The 2010–13 Colonial Athletic Association realignment refers to the Colonial Athletic Association dealing with several proposed and actual conference expansion and reduction plans among various NCAA conferences and institutions from 2010 to 2013. Moves that involved the Colonial Athletic Association were part of a much larger NCAA conference realignment.
Among the fallout from the moves in the CAA was that the conference dropped wrestling as a sponsored sport after the 2012–13 school year. The 2013 departures of all-sports members Old Dominion and George Mason left the CAA with too few schools to sponsor the sport, and all of its remaining wrestling schools would join other conferences for that sport.

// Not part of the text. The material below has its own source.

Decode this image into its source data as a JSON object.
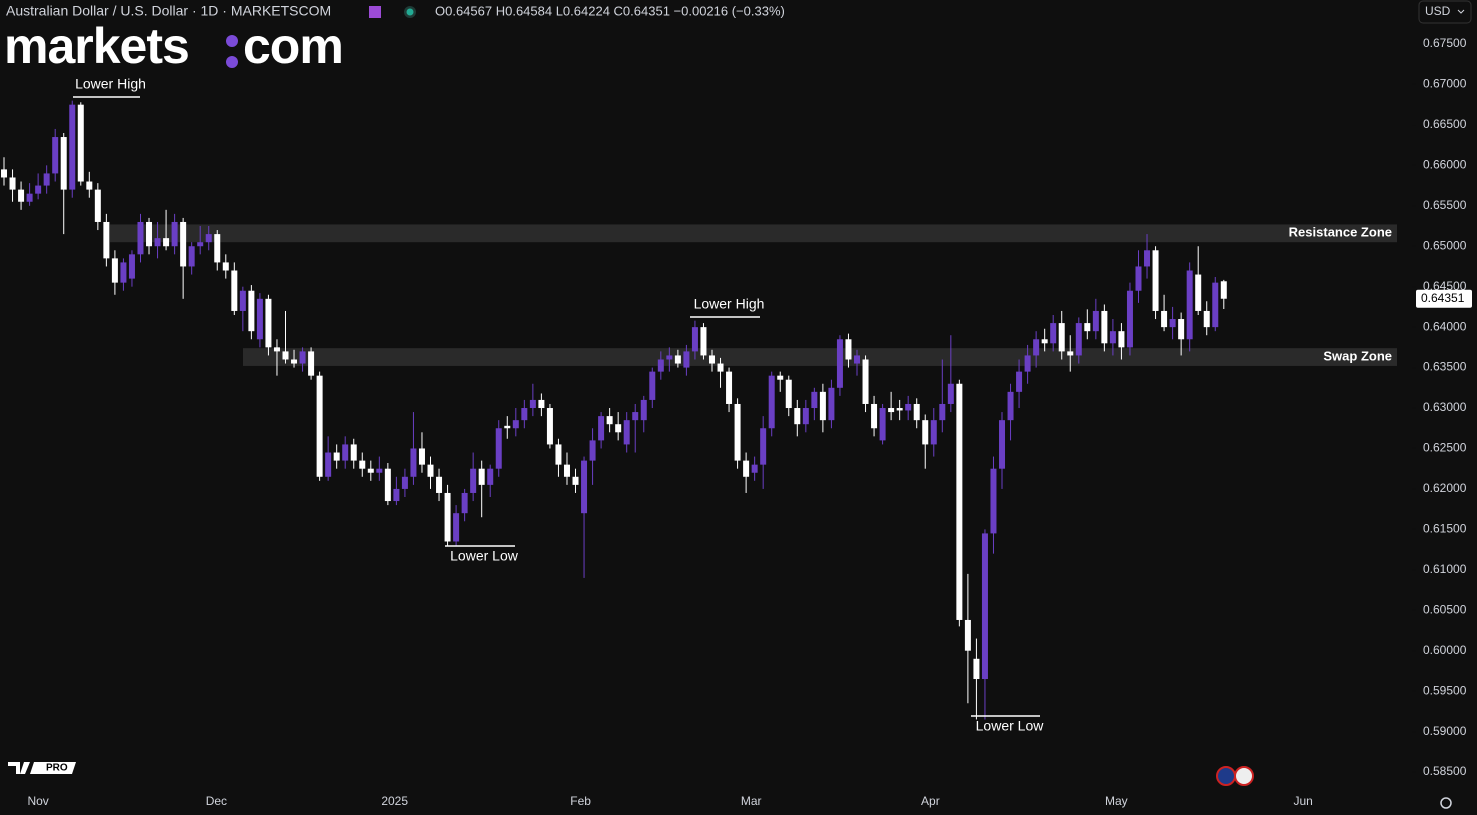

The first move in the 2010–13 time frame affecting the CAA involved the University of Massachusetts Amherst (UMass) football team. At the start of the realignment cycle, UMass was a CAA associate member in football and men's lacrosse, and a full member of the non-football Atlantic 10 Conference (A10).
For nearly 20 years, UMass had intermittently considered moving its football program from the second-tier Division I FCS to the top-level Division I FBS (the subdivisions were respectively known as Divisions I-AA and I-A before 2006). The issue of an FBS move became more pressing to the UMass administration in the late 2000s due to significant changes in the CAA. Two full CAA members and natural football rivals for UMass, Northeastern (located in Boston) and Hofstra (on Long Island), dropped football after the 2009 season. Another New England school with football-only membership in the CAA, Rhode Island, was soon to announce that it would leave the CAA for the Northeast Conference in the near future. In addition, Villlanova, a longtime member of the Big East Conference but a CAA football member, had long been rumored to be contemplating a move to Big East football. According to UMass athletic director James McCutcheon, these changes would have greatly impacted UMass football had it stayed in the CAA—most significantly in increased travel costs due to the CAA apparently becoming a more Southern-based league.